There are diehards on both sides , and they will make excellent (or terrible) arguments for their favored OS. So you need to decide what works best for you and your use case and go with that. 😊
NT was built to be a business OS, and the original Windows was killed off for everyone in favor of NT with XP
Thank you for confirming what I said. 😊
Not really sure what you’re asking here
Is Windows + UAC + no password secure?
No.
What is Linux protecting us from by using passwords?
Bad humans & mistakes. But Linux doesn’t need passwords.
Linux & Windows came from a command-line history, so things like UAC are just a GUI version of
sudo(and there is (was?) a Linux equivalent if you wanted it)So, consider these as options on either OS. If you want it, it’s there, if you don’t, don’t - other options exist depending on your uae case (ie SSH keys, biometrics, etc…)
To the point; not using a password is a choice on convenience over protection.
Linux & Windows came from a command-line history, so things like UAC are just a GUI version of sudo (and there is (was?) a Linux equivalent if you wanted it)
Can confirm that the GUI versions of sudo (and similar privilege escalation interface) exist on Linux, at least for KDE, in the form of kdesu.
It’s there to protect you from crimes of opportunity. Like if your car is locked, a thief could decide to pick the lock, smash the windows in, or find another victim, but they would have no second thoughts if your car were already unlocked. The password deters a casual hacker and buys you some time to notice and deal with anyone seriously trying to break in.
In an ideal case of disk encryption and a well-designed lock screen, the password forces a would-be intruder to either spend lots of time guessing it or shut down the computer, thereby discarding the encryption key from memory and thwarting the attack.
What are passwordless solutions in Windows for remote access, disk/filesystem encryption, keyrings?
BTW in all that cases a password can be replaced with a hardware token, for instance. It is just the simplest, most widely used and one of the less secure options.
I will not address the core questions since others have. I will offer a solution that might do what you want.
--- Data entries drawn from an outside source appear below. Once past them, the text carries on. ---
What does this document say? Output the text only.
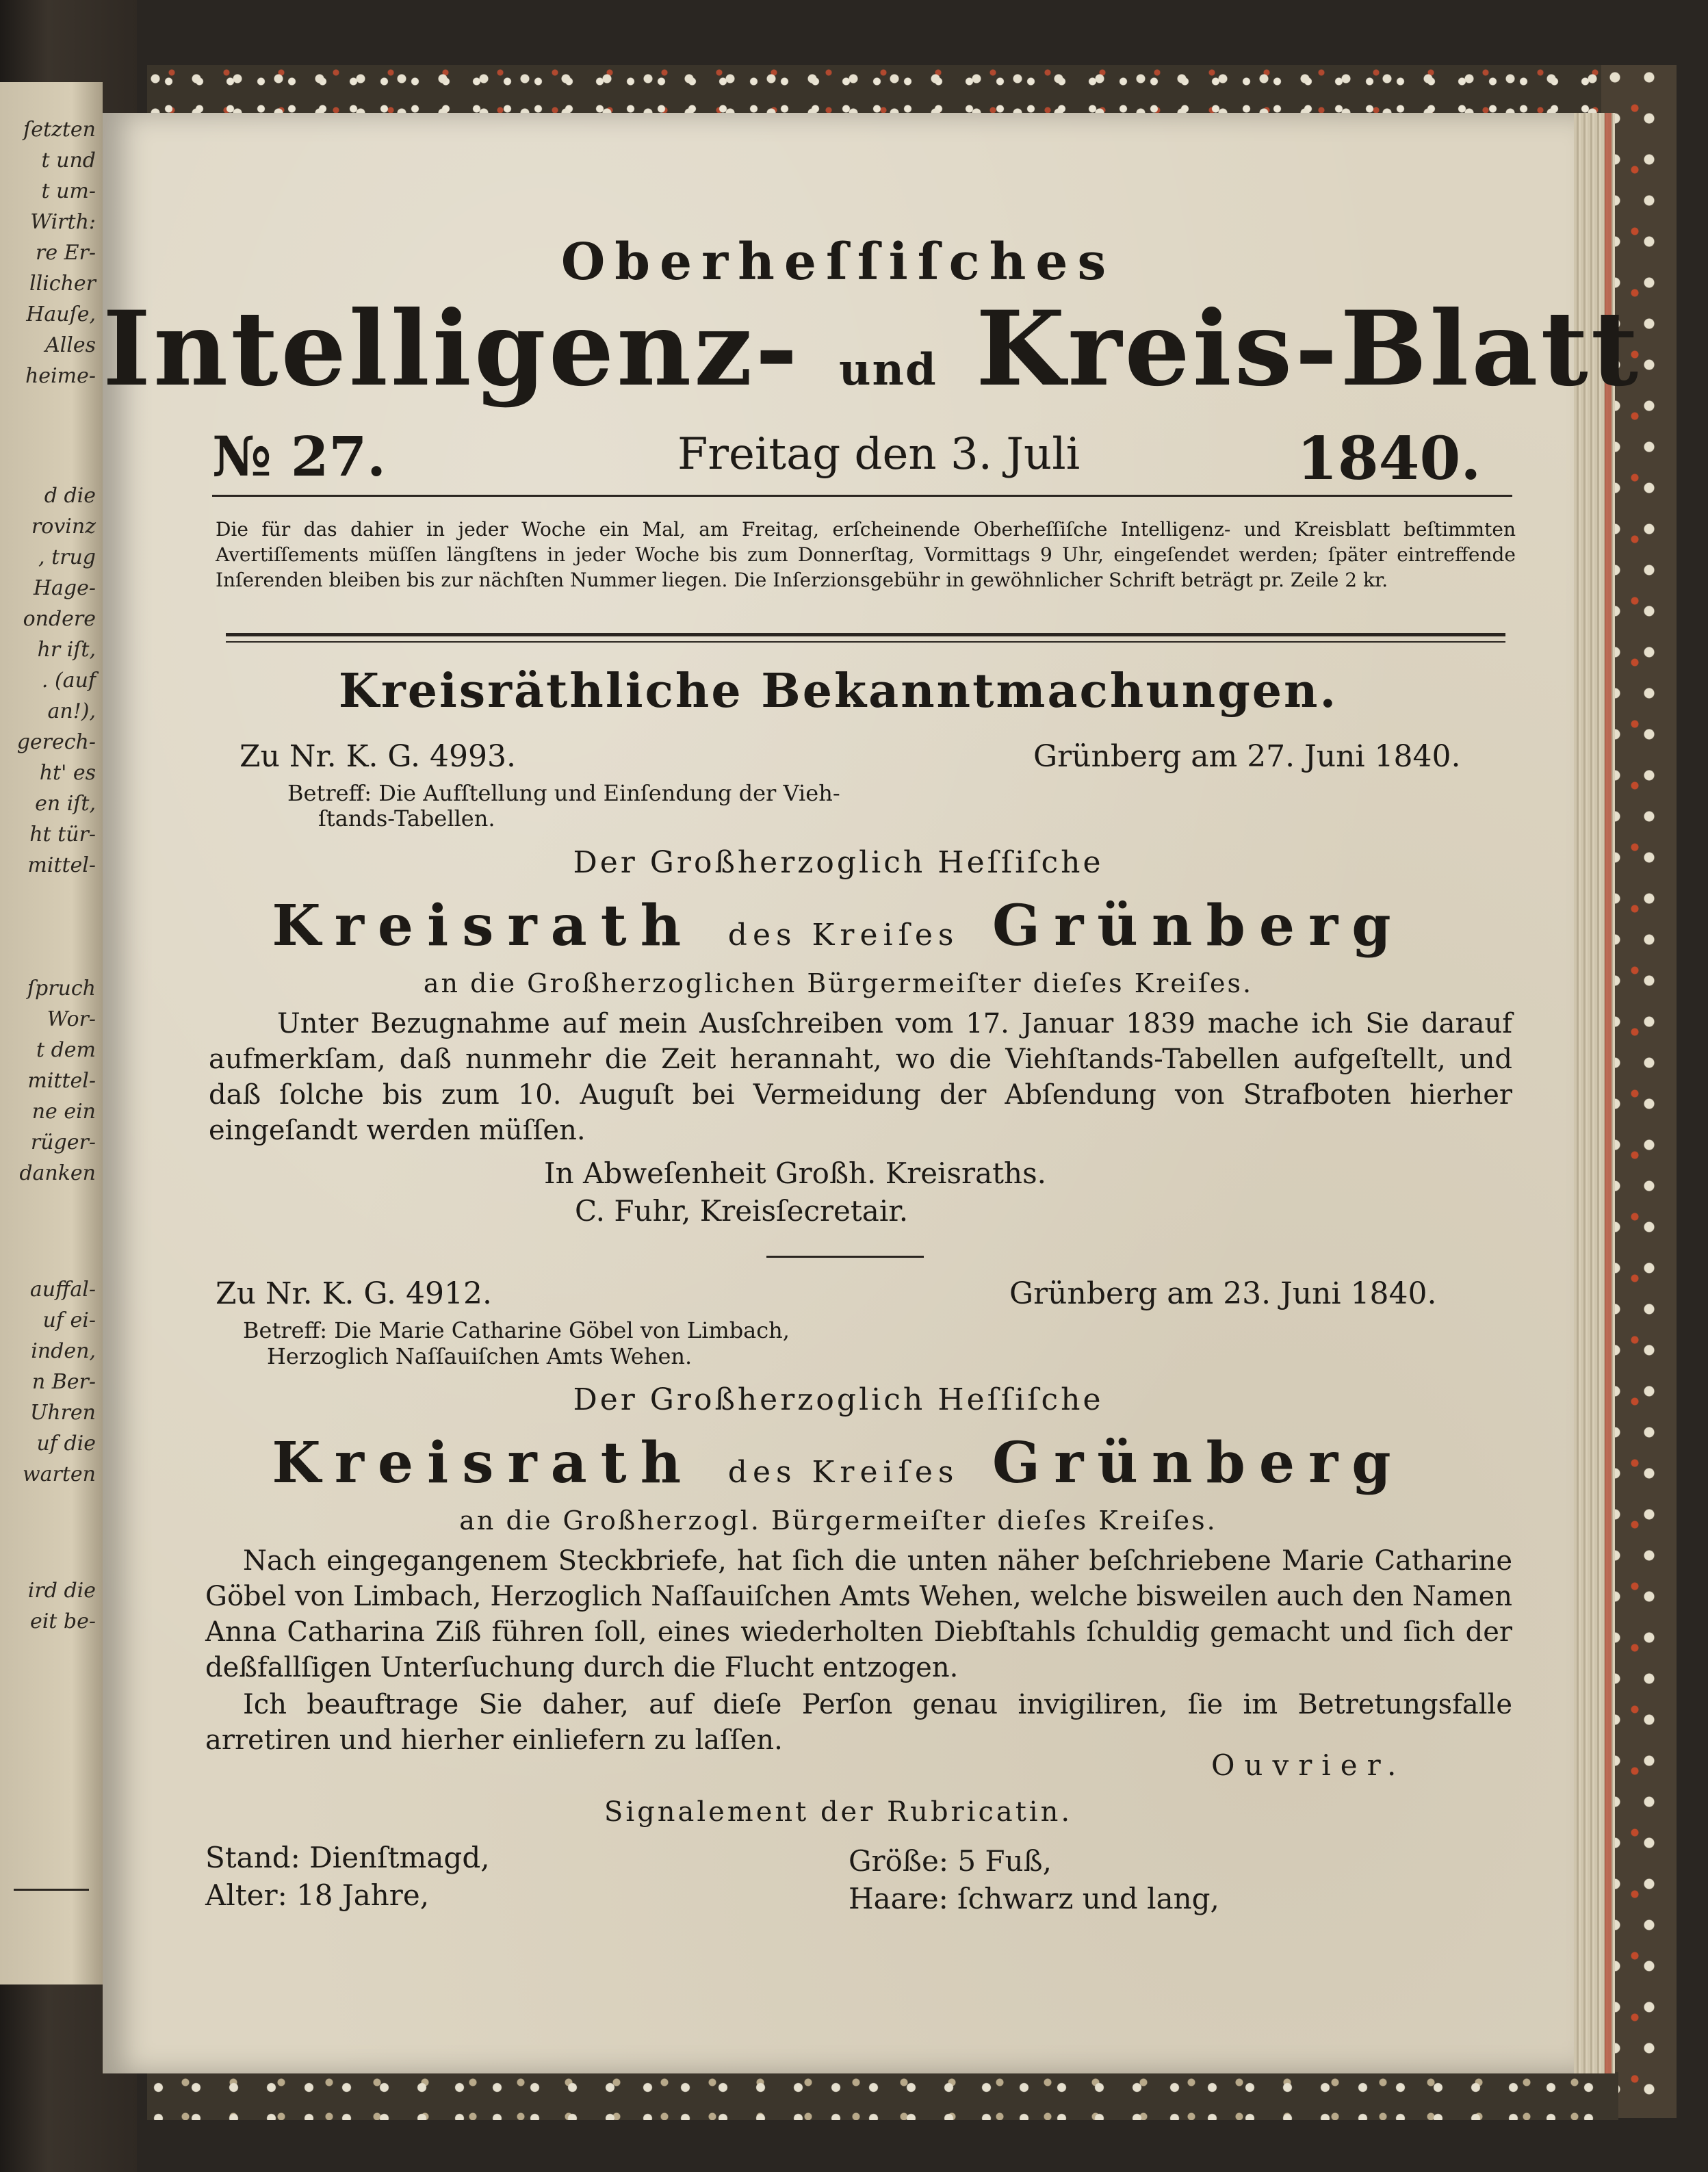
ſetzten
t und
t um-
Wirth:
re Er-
llicher
Hauſe,
Alles
heime-
d die
rovinz
, trug
Hage-
ondere
hr iſt,
. (auf
an!),
gerech-
ht' es
en iſt,
ht tür-
mittel-
ſpruch
Wor-
t dem
mittel-
ne ein
rüger-
danken
auffal-
uf ei-
inden,
n Ber-
Uhren
uf die
warten
ird die
eit be-
Oberheſſiſches
Intelligenz- und Kreis-Blatt
№ 27.	Freitag den 3. Juli	1840.
Die für das dahier in jeder Woche ein Mal, am Freitag, erſcheinende Oberheſſiſche Intelligenz- und Kreisblatt beſtimmten Avertiſſements müſſen längſtens in jeder Woche bis zum Donnerſtag, Vormittags 9 Uhr, eingeſendet werden; ſpäter eintreffende Inſerenden bleiben bis zur nächſten Nummer liegen. Die Inſerzionsgebühr in gewöhnlicher Schrift beträgt pr. Zeile 2 kr.
Kreisräthliche Bekanntmachungen.
Zu Nr. K. G. 4993.	Grünberg am 27. Juni 1840.
Betreff: Die Aufſtellung und Einſendung der Vieh-
ſtands-Tabellen.
Der Großherzoglich Heſſiſche
Kreisrath des Kreiſes Grünberg
an die Großherzoglichen Bürgermeiſter dieſes Kreiſes.
Unter Bezugnahme auf mein Ausſchreiben vom 17. Januar 1839 mache ich Sie darauf aufmerkſam, daß nunmehr die Zeit herannaht, wo die Viehſtands-Tabellen aufgeſtellt, und daß ſolche bis zum 10. Auguſt bei Vermeidung der Abſendung von Strafboten hierher eingeſandt werden müſſen.
In Abweſenheit Großh. Kreisraths.
C. Fuhr, Kreisſecretair.
Zu Nr. K. G. 4912.	Grünberg am 23. Juni 1840.
Betreff: Die Marie Catharine Göbel von Limbach,
Herzoglich Naſſauiſchen Amts Wehen.
Der Großherzoglich Heſſiſche
Kreisrath des Kreiſes Grünberg
an die Großherzogl. Bürgermeiſter dieſes Kreiſes.
Nach eingegangenem Steckbriefe, hat ſich die unten näher beſchriebene Marie Catharine Göbel von Limbach, Herzoglich Naſſauiſchen Amts Wehen, welche bisweilen auch den Namen Anna Catharina Ziß führen ſoll, eines wiederholten Diebſtahls ſchuldig gemacht und ſich der deßfallſigen Unterſuchung durch die Flucht entzogen.
Ich beauftrage Sie daher, auf dieſe Perſon genau invigiliren, ſie im Betretungsfalle arretiren und hierher einliefern zu laſſen.
Ouvrier.
Signalement der Rubricatin.
Stand: Dienſtmagd,
Alter: 18 Jahre,
Größe: 5 Fuß,
Haare: ſchwarz und lang,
I disclaim all responsibility if you choose to do this.
You can buy keyboards such that when you press a macro button, it will type an arbitrary string. Some Logitech keyboards have (had?) programmable keys that did this.
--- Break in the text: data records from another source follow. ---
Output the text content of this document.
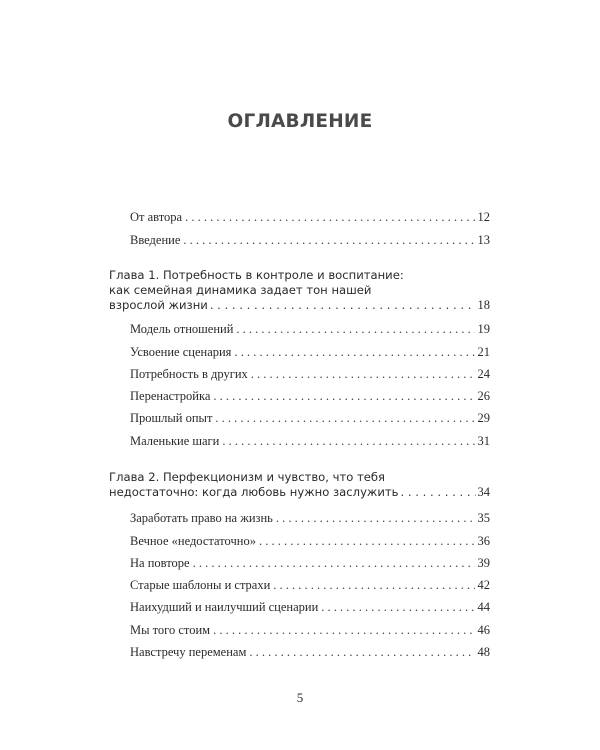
ОГЛАВЛЕНИЕ
От автора . . .	12
Введение . . .	13
Глава 1. Потребность в контроле и воспитание:
как семейная динамика задает тон нашей
взрослой жизни . . .	18
Модель отношений . . .	19
Усвоение сценария . . .	21
Потребность в других . . .	24
Перенастройка . . .	26
Прошлый опыт . . .	29
Маленькие шаги . . .	31
Глава 2. Перфекционизм и чувство, что тебя
недостаточно: когда любовь нужно заслужить . . .	34
Заработать право на жизнь . . .	35
Вечное «недостаточно» . . .	36
На повторе . . .	39
Старые шаблоны и страхи . . .	42
Наихудший и наилучший сценарии . . .	44
Мы того стоим . . .	46
Навстречу переменам . . .	48
5
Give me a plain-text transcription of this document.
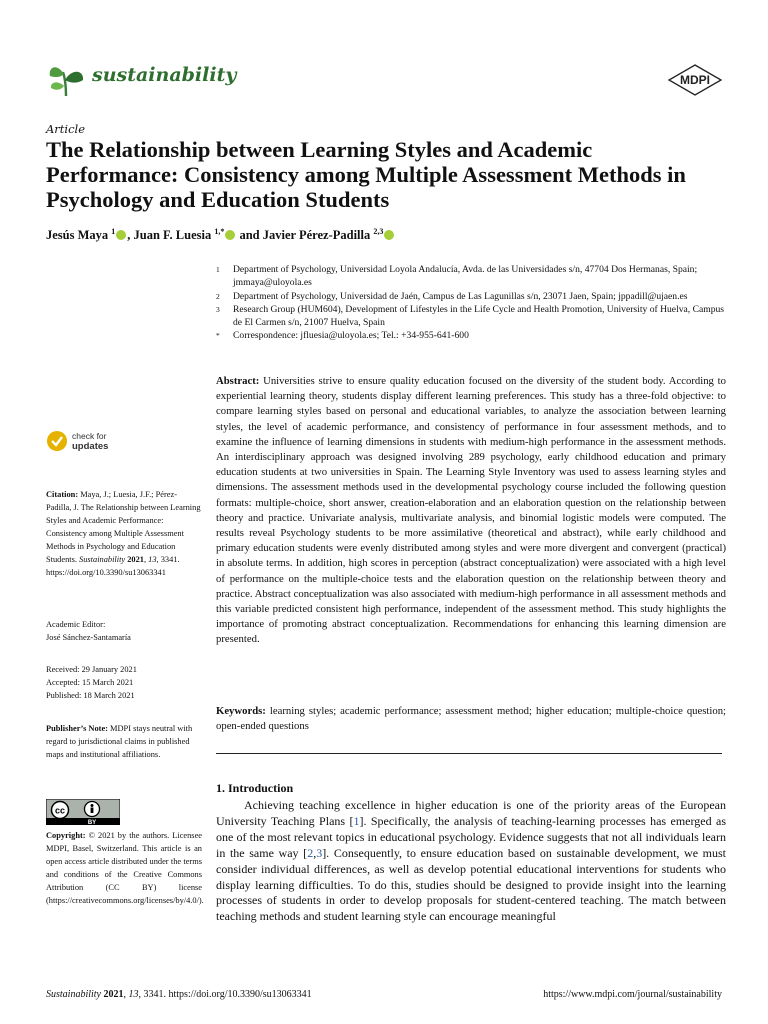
sustainability	MDPI
Article
The Relationship between Learning Styles and Academic Performance: Consistency among Multiple Assessment Methods in Psychology and Education Students
Jesús Maya $^1$ , Juan F. Luesia $^{1,*}$ and Javier Pérez-Padilla $^{2,3}$
1	Department of Psychology, Universidad Loyola Andalucía, Avda. de las Universidades s/n, 47704 Dos Hermanas, Spain; jmmaya@uloyola.es
2	Department of Psychology, Universidad de Jaén, Campus de Las Lagunillas s/n, 23071 Jaen, Spain; jppadill@ujaen.es
3	Research Group (HUM604), Development of Lifestyles in the Life Cycle and Health Promotion, University of Huelva, Campus de El Carmen s/n, 21007 Huelva, Spain
*	Correspondence: jfluesia@uloyola.es; Tel.: +34-955-641-600
Abstract: Universities strive to ensure quality education focused on the diversity of the student body. According to experiential learning theory, students display different learning preferences. This study has a three-fold objective: to compare learning styles based on personal and educational variables, to analyze the association between learning styles, the level of academic performance, and consistency of performance in four assessment methods, and to examine the influence of learning dimensions in students with medium-high performance in the assessment methods. An interdisciplinary approach was designed involving 289 psychology, early childhood education and primary education students at two universities in Spain. The Learning Style Inventory was used to assess learning styles and dimensions. The assessment methods used in the developmental psychology course included the following question formats: multiple-choice, short answer, creation-elaboration and an elaboration question on the relationship between theory and practice. Univariate analysis, multivariate analysis, and binomial logistic models were computed. The results reveal Psychology students to be more assimilative (theoretical and abstract), while early childhood and primary education students were evenly distributed among styles and were more divergent and convergent (practical) in absolute terms. In addition, high scores in perception (abstract conceptualization) were associated with a high level of performance on the multiple-choice tests and the elaboration question on the relationship between theory and practice. Abstract conceptualization was also associated with medium-high performance in all assessment methods and this variable predicted consistent high performance, independent of the assessment method. This study highlights the importance of promoting abstract conceptualization. Recommendations for enhancing this learning dimension are presented.
Keywords: learning styles; academic performance; assessment method; higher education; multiple-choice question; open-ended questions
1. Introduction
Achieving teaching excellence in higher education is one of the priority areas of the European University Teaching Plans [1]. Specifically, the analysis of teaching-learning processes has emerged as one of the most relevant topics in educational psychology. Evidence suggests that not all individuals learn in the same way [2,3]. Consequently, to ensure education based on sustainable development, we must consider individual differences, as well as develop potential educational interventions for students who display learning difficulties. To do this, studies should be designed to provide insight into the learning processes of students in order to develop proposals for student-centered teaching. The match between teaching methods and student learning style can encourage meaningful
check for
updates
Citation: Maya, J.; Luesia, J.F.; Pérez-Padilla, J. The Relationship between Learning Styles and Academic Performance: Consistency among Multiple Assessment Methods in Psychology and Education Students. Sustainability 2021, 13, 3341. https://doi.org/10.3390/su13063341
Academic Editor:
José Sánchez-Santamaría
Received: 29 January 2021
Accepted: 15 March 2021
Published: 18 March 2021
Publisher’s Note: MDPI stays neutral with regard to jurisdictional claims in published maps and institutional affiliations.
cc
BY
Copyright: © 2021 by the authors. Licensee MDPI, Basel, Switzerland. This article is an open access article distributed under the terms and conditions of the Creative Commons Attribution (CC BY) license (https://creativecommons.org/licenses/by/4.0/).
Sustainability 2021, 13, 3341. https://doi.org/10.3390/su13063341	https://www.mdpi.com/journal/sustainability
I’m not suggesting this is a good solution, but it is a solution.
Edit: idc about the downvotes on this, I’d probably downvote it too. But since OP keeps asking this question over and over and over and over and over and over again I gave him what he wants. I do not endorse doing this. I don’t do it, passwords are important
I don’t believe there is any particular advantage of linux insisting on password input for privilege escalation. Obviously there is no proof of this, but I suspect that the design of this privilege escalation flow in linux is at least partly caused by its popularity as a server OS, for example the UI flow for Windows UAC wouldn’t work if you’re trying to remotely administrate a server through the terminal.
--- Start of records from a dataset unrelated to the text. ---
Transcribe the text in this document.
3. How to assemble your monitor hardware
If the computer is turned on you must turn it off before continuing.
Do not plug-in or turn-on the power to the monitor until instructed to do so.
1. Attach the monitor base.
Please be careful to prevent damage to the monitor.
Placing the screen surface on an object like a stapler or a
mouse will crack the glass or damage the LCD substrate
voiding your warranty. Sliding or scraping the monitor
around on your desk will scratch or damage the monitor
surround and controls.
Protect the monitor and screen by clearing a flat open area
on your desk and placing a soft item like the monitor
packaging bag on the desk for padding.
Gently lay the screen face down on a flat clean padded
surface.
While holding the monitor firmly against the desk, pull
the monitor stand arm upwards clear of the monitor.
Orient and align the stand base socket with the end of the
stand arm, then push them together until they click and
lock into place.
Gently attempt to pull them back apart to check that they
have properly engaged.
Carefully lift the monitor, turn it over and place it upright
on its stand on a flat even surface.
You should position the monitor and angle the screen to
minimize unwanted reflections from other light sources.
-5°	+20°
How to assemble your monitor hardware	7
Is Windows + UAC + no password secure?
It should be, in fact I believe that by default if your local admin account doesn’t have a password set, remote logins and run-as is disabled for that account so you might even be able to argue that it is more secure. It’s probably one of the reasons why Windows 11 comes with a recommended option to disable passwords and only authenticate through Windows Hello.
No, that recommend is because your biometrics are worth more to Microsoft than a random password, and they want to push it to seem more friendly to noob users who they’ll push towards a Microsoft online account instead of a local account.
You can use windows hello without biometrics.
With either a physical security key (which no “average user” owns), or a damn numeric pin, which is vastly less secure than a password of the same length.
You can use letters and symbols in windows hello pins.